Il poeta Mahmoud Darwish è morto, il 9 agosto 2008.
Poeta epico-civile della resistenza palestinese, considerato il “poeta nazionale della Palestina” ha raccontato la storia della propria terra attraverso il filtro delle sofferenze vissute in prima persona, delle proprie ferite derivanti dall’esilio e dall’osservazione delle ferite del proprio popolo.

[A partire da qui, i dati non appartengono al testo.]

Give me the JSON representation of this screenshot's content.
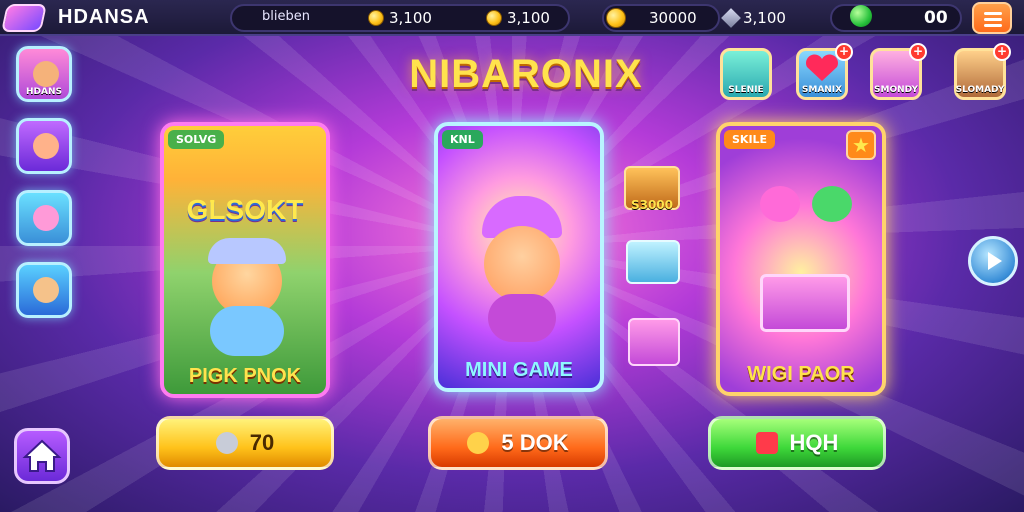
{
  "app": {
    "title": "HDANSA"
  },
  "topbar": {
    "user_label": "blieben",
    "currencies": [
      {
        "icon": "gold-coin-icon",
        "value": "3,100"
      },
      {
        "icon": "gold-coin-icon",
        "value": "3,100"
      },
      {
        "icon": "gold-coin-icon",
        "value": "30000"
      },
      {
        "icon": "silver-gem-icon",
        "value": "3,100"
      }
    ],
    "premium": {
      "icon": "green-gem-icon",
      "value": "00"
    },
    "menu_icon": "hamburger-menu-icon"
  },
  "game_title": "NIBARONIX",
  "sidebar": {
    "items": [
      {
        "label": "HDANS",
        "icon": "avatar-orange-hat-icon"
      },
      {
        "label": "",
        "icon": "avatar-pink-hat-icon"
      },
      {
        "label": "",
        "icon": "avatar-pink-cat-icon"
      },
      {
        "label": "",
        "icon": "avatar-green-leaf-icon"
      }
    ],
    "home_icon": "home-icon"
  },
  "shop": {
    "items": [
      {
        "label": "SLENIE",
        "icon": "purple-candy-icon",
        "badge": ""
      },
      {
        "label": "SMANIX",
        "icon": "heart-icon",
        "badge": "+"
      },
      {
        "label": "SMONDY",
        "icon": "pink-character-icon",
        "badge": "+"
      },
      {
        "label": "SLOMADY",
        "icon": "brown-character-icon",
        "badge": "+"
      }
    ]
  },
  "cards": [
    {
      "tag": "SOLVG",
      "wordart": "GLSOKT",
      "caption": "PIGK PNOK",
      "icon": "explorer-character-icon"
    },
    {
      "tag": "KNL",
      "wordart": "",
      "caption": "MINI GAME",
      "icon": "gnome-character-icon"
    },
    {
      "tag": "SKILE",
      "wordart": "",
      "caption": "WIGI PAOR",
      "icon": "treasure-chest-icon",
      "badge_icon": "star-icon"
    }
  ],
  "crates": [
    {
      "label": "S3000",
      "icon": "gold-crate-icon"
    },
    {
      "label": "",
      "icon": "ice-crate-icon"
    },
    {
      "label": "",
      "icon": "pink-crate-icon"
    }
  ],
  "actions": [
    {
      "label": "70",
      "icon": "silver-trophy-icon",
      "color": "#ffc21a"
    },
    {
      "label": "5 DOK",
      "icon": "golden-key-icon",
      "color": "#ff6a1a"
    },
    {
      "label": "HQH",
      "icon": "red-gem-icon",
      "color": "#3ed83a"
    }
  ],
  "nav": {
    "next_icon": "play-arrow-icon"
  },
  "colors": {
    "accent": "#ff7bf0",
    "gold": "#ffe34d",
    "background": "#b43bd8"
  }
}
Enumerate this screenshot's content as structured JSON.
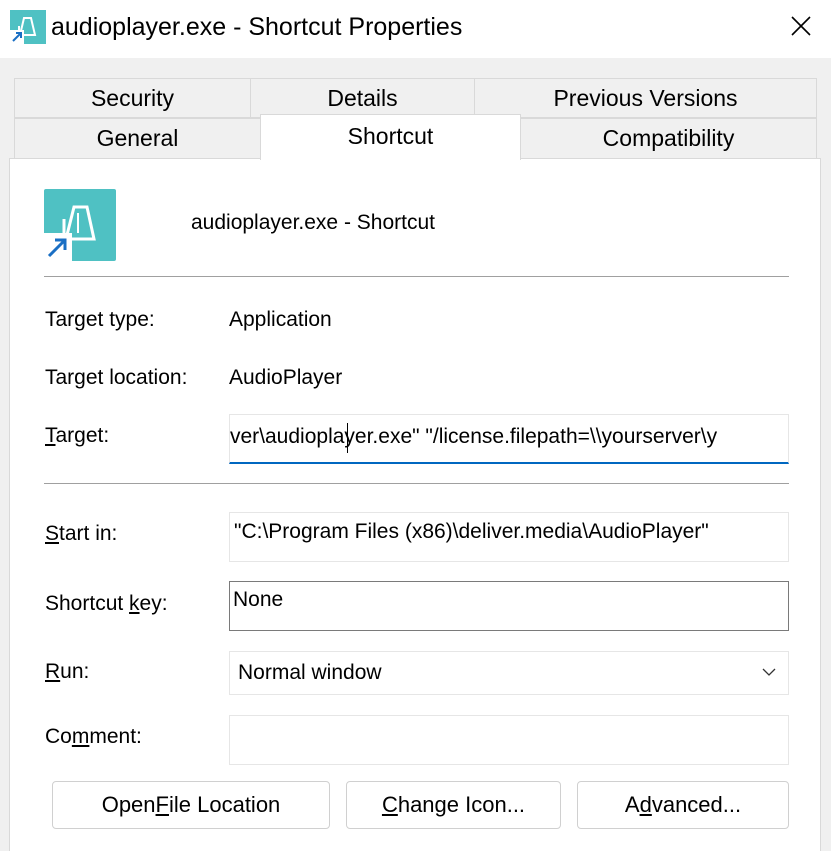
{
  "window": {
    "title": "audioplayer.exe - Shortcut Properties",
    "icon": "shortcut-app-icon",
    "close_icon": "close-icon"
  },
  "tabs": {
    "row1": [
      {
        "label": "Security"
      },
      {
        "label": "Details"
      },
      {
        "label": "Previous Versions"
      }
    ],
    "row2": [
      {
        "label": "General"
      },
      {
        "label": "Shortcut",
        "active": true
      },
      {
        "label": "Compatibility"
      }
    ]
  },
  "header": {
    "name": "audioplayer.exe - Shortcut"
  },
  "fields": {
    "target_type": {
      "label": "Target type:",
      "value": "Application"
    },
    "target_location": {
      "label": "Target location:",
      "value": "AudioPlayer"
    },
    "target": {
      "label_pre": "",
      "label_key": "T",
      "label_post": "arget:",
      "value": "ver\\audioplayer.exe\" \"/license.filepath=\\\\yourserver\\y"
    },
    "start_in": {
      "label_pre": "",
      "label_key": "S",
      "label_post": "tart in:",
      "value": "\"C:\\Program Files (x86)\\deliver.media\\AudioPlayer\""
    },
    "shortcut_key": {
      "label_pre": "Shortcut ",
      "label_key": "k",
      "label_post": "ey:",
      "value": "None"
    },
    "run": {
      "label_pre": "",
      "label_key": "R",
      "label_post": "un:",
      "value": "Normal window"
    },
    "comment": {
      "label_pre": "Co",
      "label_key": "m",
      "label_post": "ment:",
      "value": ""
    }
  },
  "buttons": {
    "open_file_location": {
      "pre": "Open ",
      "key": "F",
      "post": "ile Location"
    },
    "change_icon": {
      "pre": "",
      "key": "C",
      "post": "hange Icon..."
    },
    "advanced": {
      "pre": "A",
      "key": "d",
      "post": "vanced..."
    }
  },
  "colors": {
    "icon_teal": "#4fc1c3",
    "focus_blue": "#0067c0"
  }
}
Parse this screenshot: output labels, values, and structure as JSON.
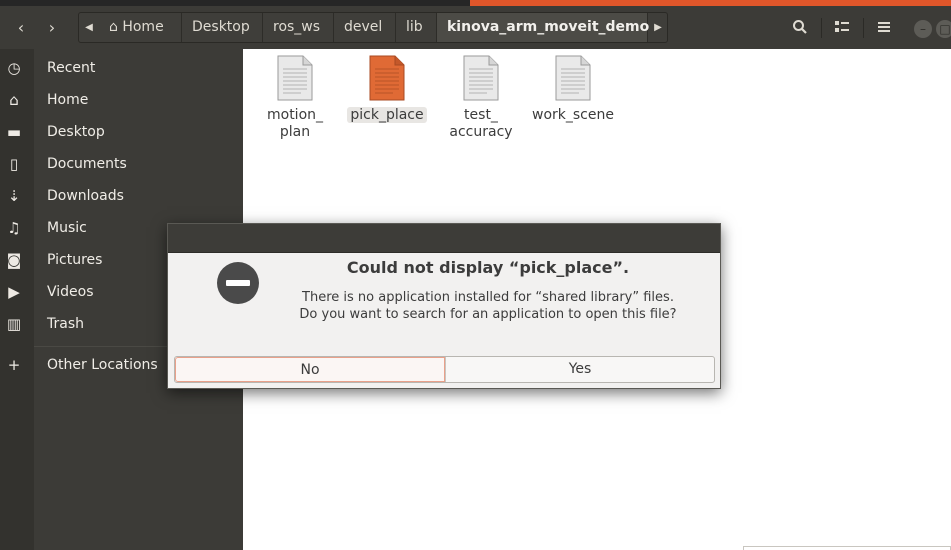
{
  "header": {
    "nav_back": "‹",
    "nav_forward": "›",
    "breadcrumbs": [
      {
        "label": "Home",
        "icon": "home-icon"
      },
      {
        "label": "Desktop"
      },
      {
        "label": "ros_ws"
      },
      {
        "label": "devel"
      },
      {
        "label": "lib"
      },
      {
        "label": "kinova_arm_moveit_demo",
        "active": true
      }
    ],
    "buttons": [
      "search-icon",
      "view-toggle-icon",
      "menu-icon"
    ]
  },
  "sidebar": {
    "items": [
      {
        "label": "Recent",
        "icon": "clock-icon",
        "glyph": "◷"
      },
      {
        "label": "Home",
        "icon": "home-icon",
        "glyph": "⌂"
      },
      {
        "label": "Desktop",
        "icon": "folder-icon",
        "glyph": "▬"
      },
      {
        "label": "Documents",
        "icon": "document-icon",
        "glyph": "▯"
      },
      {
        "label": "Downloads",
        "icon": "download-icon",
        "glyph": "⇣"
      },
      {
        "label": "Music",
        "icon": "music-icon",
        "glyph": "♫"
      },
      {
        "label": "Pictures",
        "icon": "camera-icon",
        "glyph": "◙"
      },
      {
        "label": "Videos",
        "icon": "video-icon",
        "glyph": "▶"
      },
      {
        "label": "Trash",
        "icon": "trash-icon",
        "glyph": "▥"
      },
      {
        "label": "Other Locations",
        "icon": "plus-icon",
        "glyph": "+"
      }
    ]
  },
  "files": [
    {
      "line1": "motion_",
      "line2": "plan",
      "color": "#e4e4e4"
    },
    {
      "line1": "pick_place",
      "line2": "",
      "color": "#e06a35",
      "selected": true
    },
    {
      "line1": "test_",
      "line2": "accuracy",
      "color": "#e4e4e4"
    },
    {
      "line1": "work_scene",
      "line2": "",
      "color": "#e4e4e4"
    }
  ],
  "dialog": {
    "title": "Could not display “pick_place”.",
    "message_line1": "There is no application installed for “shared library” files.",
    "message_line2": "Do you want to search for an application to open this file?",
    "no_label": "No",
    "yes_label": "Yes"
  }
}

Nato il 13 marzo 1941 ad Al Birweh, in Galilea, allora sotto mandato britannico e oggi nel nord di Israele. Durante la guerra arabo-israeliana del 1948, questo villaggio fu raso al suolo e i suoi abitanti furono costretti all’esilio. La famiglia Darwish fuggì in Libano dove rimase per un anno, prima di tornare clandestinamente in Israele, nella località di Deir al Assada. Mahmoud studiò nelle scuole arabo-israeliane (in arabo e ebraico) e andò a vivere ad Haifa. Nel 1960, a 19 anni, pubblica la sua prima raccolta di poesie, Uccelli senza ali. Un anno più tardi aderisce al Partito comunista d’Israele. Dopo un lungo periodo di restrizioni, all’inizio degli anni Settanta sceglie l’esilio, prima a Mosca, poi al Cairo. Nel 1973, a Beirut, dirige il mensile Questioni palestinesi e lavora come caporedattore nel Centro di ricerca palestinese dell’Olp (Organizzazione per la liberazione della Palestina), cui aderisce mentre l’organizzazione è in guerra con Israele. Se ne va dall’Olp nel 1993 per protestare contro gli accordi di Oslo che, secondo lui, non daranno una “pace giusta” ai palestinesi. Ma nel 1995 torna a Ramallah, in Cisgiordania, dopo l’avvento dell’Autorità palestinese. Nel maggio 1996 viene autorizzato a entrare in Israele, per la prima volta dopo l’esilio, per partecipare ai funerali dello scrittore arabo-israeliano Emile Habibi.
In questi ultimi anni ha vissuto tra Ramallah e Amman. Molti e prestigiosi sono i riconoscimenti ottenuti. Dall’ex Urss fu insignito del Premio Lenin, la Francia lo ha nominato cavaliere delle Arti e delle Lettere, e all’Aja ha avuto il prestigioso premio Prince Claus per la «sua opera impressionante».
Darwish era gia’ stato operato due volte al cuore, nel 1984 e nel 1998. Dopo la seconda operazione aveva scritto un poema intitolato ‘Morte, io ti ho sconfitta’. Aveva subito una nuova operazione al cuore
-mercoledi’- in Texas, Stati Uniti e respirava con l’ossigeno a causa di complicanze.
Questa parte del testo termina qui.